Per il Sap sono finiti i tempi delle pacche sulle spalle dei questori. Che in quel modo promettevano senza impegnarsi e si «liberavano», almeno per po', dei sindacalisti. Rimandando problemi non posticipabili, ma impotenti pure loro dinnanzi all'elefantiaco Dipartimento di pubblica sicurezza del ministero, «l'Amministrazione», costantemente privo di mezzi e risorse. Il Sap, sindacato autonomo di polizia (secondo in Italia dopo il Siulp, con oltre 21mila iscritti) ha capito che l'unione fa la forza, soprattutto in un momento storico così ostico, recettivo forse come non mai di malumori trasformatisi in sdegno e desiderio di rivolta. Quando, con i salari fermi dal 2009, un ispettore può perdere anche 400 euro in busta paga. E il continuo arrivo massiccio e giornaliero d'immigrati da gestire e piazzare, mette a repentaglio la salute e la vita di molti operatori di polizia, dotati di ridicole mascherine che proteggono a malapena dai granelli di sabbia.

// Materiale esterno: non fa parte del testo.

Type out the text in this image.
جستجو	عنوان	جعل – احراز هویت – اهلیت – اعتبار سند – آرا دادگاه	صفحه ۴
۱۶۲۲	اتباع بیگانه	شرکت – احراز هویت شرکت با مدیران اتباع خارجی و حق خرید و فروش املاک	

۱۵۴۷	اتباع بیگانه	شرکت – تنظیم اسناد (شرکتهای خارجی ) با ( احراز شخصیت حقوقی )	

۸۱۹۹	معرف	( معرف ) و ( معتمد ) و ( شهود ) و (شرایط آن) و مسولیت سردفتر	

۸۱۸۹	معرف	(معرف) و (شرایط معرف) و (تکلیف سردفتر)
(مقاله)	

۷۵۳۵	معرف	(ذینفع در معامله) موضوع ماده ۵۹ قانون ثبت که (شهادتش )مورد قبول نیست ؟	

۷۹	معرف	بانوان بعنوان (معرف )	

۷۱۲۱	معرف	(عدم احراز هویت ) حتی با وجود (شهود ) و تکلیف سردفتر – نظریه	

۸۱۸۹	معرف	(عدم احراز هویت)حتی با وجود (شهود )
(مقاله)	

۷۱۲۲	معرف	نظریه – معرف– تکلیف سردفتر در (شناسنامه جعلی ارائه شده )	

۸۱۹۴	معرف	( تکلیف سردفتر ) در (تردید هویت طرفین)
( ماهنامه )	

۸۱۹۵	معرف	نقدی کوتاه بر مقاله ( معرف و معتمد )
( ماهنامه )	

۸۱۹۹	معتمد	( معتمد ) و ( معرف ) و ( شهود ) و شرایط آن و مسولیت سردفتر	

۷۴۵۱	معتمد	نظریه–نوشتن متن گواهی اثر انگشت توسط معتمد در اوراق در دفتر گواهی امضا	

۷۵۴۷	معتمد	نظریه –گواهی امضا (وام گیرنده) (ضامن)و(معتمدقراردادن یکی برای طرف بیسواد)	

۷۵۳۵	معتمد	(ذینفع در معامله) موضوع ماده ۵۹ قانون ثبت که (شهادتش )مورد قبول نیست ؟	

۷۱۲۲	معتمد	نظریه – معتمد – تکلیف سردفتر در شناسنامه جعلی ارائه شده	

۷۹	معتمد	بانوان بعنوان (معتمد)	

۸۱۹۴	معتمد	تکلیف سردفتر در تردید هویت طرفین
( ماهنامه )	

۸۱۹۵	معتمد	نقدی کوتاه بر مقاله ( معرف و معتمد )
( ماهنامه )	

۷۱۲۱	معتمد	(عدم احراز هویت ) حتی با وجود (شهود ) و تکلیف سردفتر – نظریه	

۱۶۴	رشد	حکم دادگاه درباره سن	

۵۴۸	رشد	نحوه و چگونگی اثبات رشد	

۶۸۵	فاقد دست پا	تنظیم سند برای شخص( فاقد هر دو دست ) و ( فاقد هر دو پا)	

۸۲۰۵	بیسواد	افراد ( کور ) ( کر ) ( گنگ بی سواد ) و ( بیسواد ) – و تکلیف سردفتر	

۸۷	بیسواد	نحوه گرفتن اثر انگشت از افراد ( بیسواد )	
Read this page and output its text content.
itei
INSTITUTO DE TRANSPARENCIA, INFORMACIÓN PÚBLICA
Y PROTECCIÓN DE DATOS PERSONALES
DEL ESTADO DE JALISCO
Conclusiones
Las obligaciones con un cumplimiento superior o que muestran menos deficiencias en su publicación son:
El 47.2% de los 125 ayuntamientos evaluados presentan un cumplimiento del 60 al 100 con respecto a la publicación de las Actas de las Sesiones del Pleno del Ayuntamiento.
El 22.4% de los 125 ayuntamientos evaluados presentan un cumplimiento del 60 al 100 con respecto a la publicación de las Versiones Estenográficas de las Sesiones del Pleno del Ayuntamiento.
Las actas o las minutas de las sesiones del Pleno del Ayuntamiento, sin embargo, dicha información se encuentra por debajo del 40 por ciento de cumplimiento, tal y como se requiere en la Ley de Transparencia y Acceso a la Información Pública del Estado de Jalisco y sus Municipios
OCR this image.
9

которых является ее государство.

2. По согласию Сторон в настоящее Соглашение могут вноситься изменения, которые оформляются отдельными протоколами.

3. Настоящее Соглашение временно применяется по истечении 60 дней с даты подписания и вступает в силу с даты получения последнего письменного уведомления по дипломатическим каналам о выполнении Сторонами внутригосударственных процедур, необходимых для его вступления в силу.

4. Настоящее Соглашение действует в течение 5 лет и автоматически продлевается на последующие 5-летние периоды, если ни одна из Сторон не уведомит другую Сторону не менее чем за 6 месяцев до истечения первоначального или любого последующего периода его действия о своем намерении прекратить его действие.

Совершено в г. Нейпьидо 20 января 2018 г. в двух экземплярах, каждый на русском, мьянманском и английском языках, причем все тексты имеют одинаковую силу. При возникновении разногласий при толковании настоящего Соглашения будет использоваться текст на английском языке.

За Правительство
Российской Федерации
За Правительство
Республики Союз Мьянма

Mettendo a nudo le enormi carenze di mezzi, gli organici datati e insufficienti, le situazioni al limite del ridicolo, l'ignoranza dei funzionari sui dispositivi di protezione individuale.
Così, unitisi nella Consulta sicurezza con Sappe (il sindacato dei lavoratori della polizia penitenziaria), il Sapaf (Sindacato autonomo polizia ambientale e forestale) con i quali superano 45mila iscritti in tutto il paese, per la prima volta nella storia della nostra Repubblica, ieri si sono astenuti dal lavoro dalle 11 alle 14, coinvolgendo tutti i reparti e i commissariati, compresa il Reparto mobile, Polfer e Polstrada e raccogliendo solo a Milano oltre 600 partecipanti tra tutta la categoria cosiddetta «contrattualizzata», dagli agenti ai vice questori aggiunti, assicurando però i servizi principali.
In contemporanea in tutte le questure e le caserme d'Italia accadeva lo stesso, con circa 700 assemblee sindacali, migliaia e migliaia di poliziotti, penitenziari, forestali e vigili del fuoco che si sono astenuti dal lavoro per 3 ore (2 nelle questure più piccole). Un dato medio di adesione pari al 60 per cento del personale disponibile con punte del 90 per cento a Imola e dell'80 per cento a Ferrara e a Bologna. Con Firenze e Torino tra il 50 e il 60 per cento, Venezia, Ancona e Messina al 70 per cento, Aosta al 78 per cento. Tre ore di astensione dal lavoro, in alcuni casi, nelle piccole questure. E l'agitazione è proseguita nonostante la sera prima della protesta, lunedì, il premier Matteo Renzi avesse fissato finalmente nel 7 ottobre la data in cui incontrerà i rappresentanti sindacali del comparto sicurezza e difesa. Sul piatto, infatti, ci sono temi forti.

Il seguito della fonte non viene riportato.